The wheels of the Woke Wagon are falling off around the world. The Trump election and its blitzkrieg on wokeism and waste since Inauguration Day have woken timid centre-right parties around the world up to the fact that they can openly oppose the left and win.
In some ways, though, the death knell of wokeism began to sound in Australia nearly 18 months ago. The resounding defeat of the ‘Indigenous Voice’ referendum, despite a concerted finger-wagging campaign from politicians, big business, sports and entertainment stars, academics and activists, flipped a switch in many ordinary Australians. They suddenly realised that they could stand up to the bullying of the elites and that millions of their fellow Australians stood with them.
For a while, the elite tried to act as if nothing had changed, with state governments continuing secretive negotiations with unelected activist Aboriginal groups. But even those are falling apart as either new conservative governments find their balls or leftist governments facing re-election realise just how on the nose this sort of bullshit really is.
After seven years, millions of dollars and thousands of kilometres of travel, the Northern Territory government has officially ended the process of forging a treaty in the NT.
Of course, it should never have taken seven years, millions of dollars and thousands of kilometres of travel for government to wake up to themselves. But that’s the left elite for you. There’s nothing they love so much as spending other people’s money on their pet boutique causes.
While exactly how much funding was spent on the treaty process over the past seven years remains unclear, the costs of setting up a treaty commission and treaty office cost millions.
“Under the former Labor Government, territory taxpayers forked out $5.3 million for the Treaty Commission/Treaty Office between 2018-19 and 2023-24,” [Aboriginal Affairs Minister Steve Edgington] said.
Consultations alone cost aound $4 million, and included thousands of kilometres of travel by staff of the former Treaty Commission to various Aboriginal communities across the NT.
Until Territorians elected a government with an ounce of sense.
Chief Minister Lia Finocchiaro said the new Country Liberal Party (CLP) government was no longer pursuing plans for a treaty with Aboriginal people, which Territory Labor began in 2018.
“We’ve never supported a treaty, so that’s all been dismantled under our government,” she said in an interview with Stateline NT […]
Opposition Leader Selena Uibo, a former treaty minister under the former Labor government, said the abandonment of treaty ignored 30 years of advocacy in the NT.
And so they should. The whole idea is completely ridiculous.
What, after all is a treaty?
Former Aboriginal and Torres Strait Islander Social Justice commissioner Mick Gooda explains in simplest terms a treaty is “an agreement between two sovereign peoples”.
Precisely.
Nations do not sign treaties with their own citizens.
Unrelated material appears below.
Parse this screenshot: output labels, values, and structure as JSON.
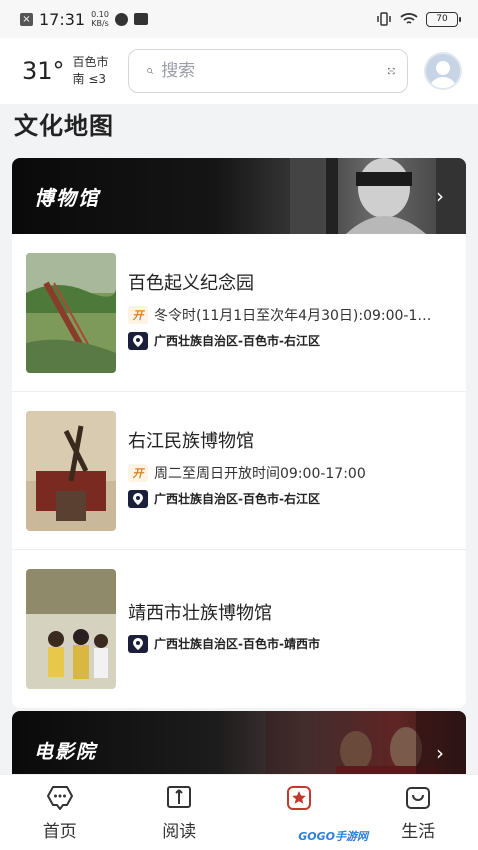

The very idea, as John Howard has said, is constitutionally repugnant.
Think for two seconds about what Gooda is saying: ‘two sovereign peoples’. In other words, he’s predicating his argument on the assumption that Aborigines are not part of Australia. This is literal racial separatism, every bit as much as the Voice was. Worse, Gooda is openly declaring the existence of an Aboriginal ethnostate.
Gooda also openly admits that there was no hope of negotiating a treaty in 1788, with a people whose social organisation rarely rose above that of a tribal band.
When the First Fleet raised the flag in 1788 there were no individual agreements – or treaties – with the hundreds of First Nations groups across the continent.
“If people said we needed a treaty in 1788… the Eora people [of Sydney] didn't have the right to sign my land away in Central Queensland, and as a matter of fact if they had signed a treaty a lot of people would be hating on them right now,” Mr Gooda explains.
So, why have activists and leftists been so keen on this ridiculous idea?
“Compensation” was also a deciding factor in Queensland, according to the former Aboriginal and Torres Strait Islander Social Justice Commissioner Mick Gooda.
It always comes down to the gibsusdat.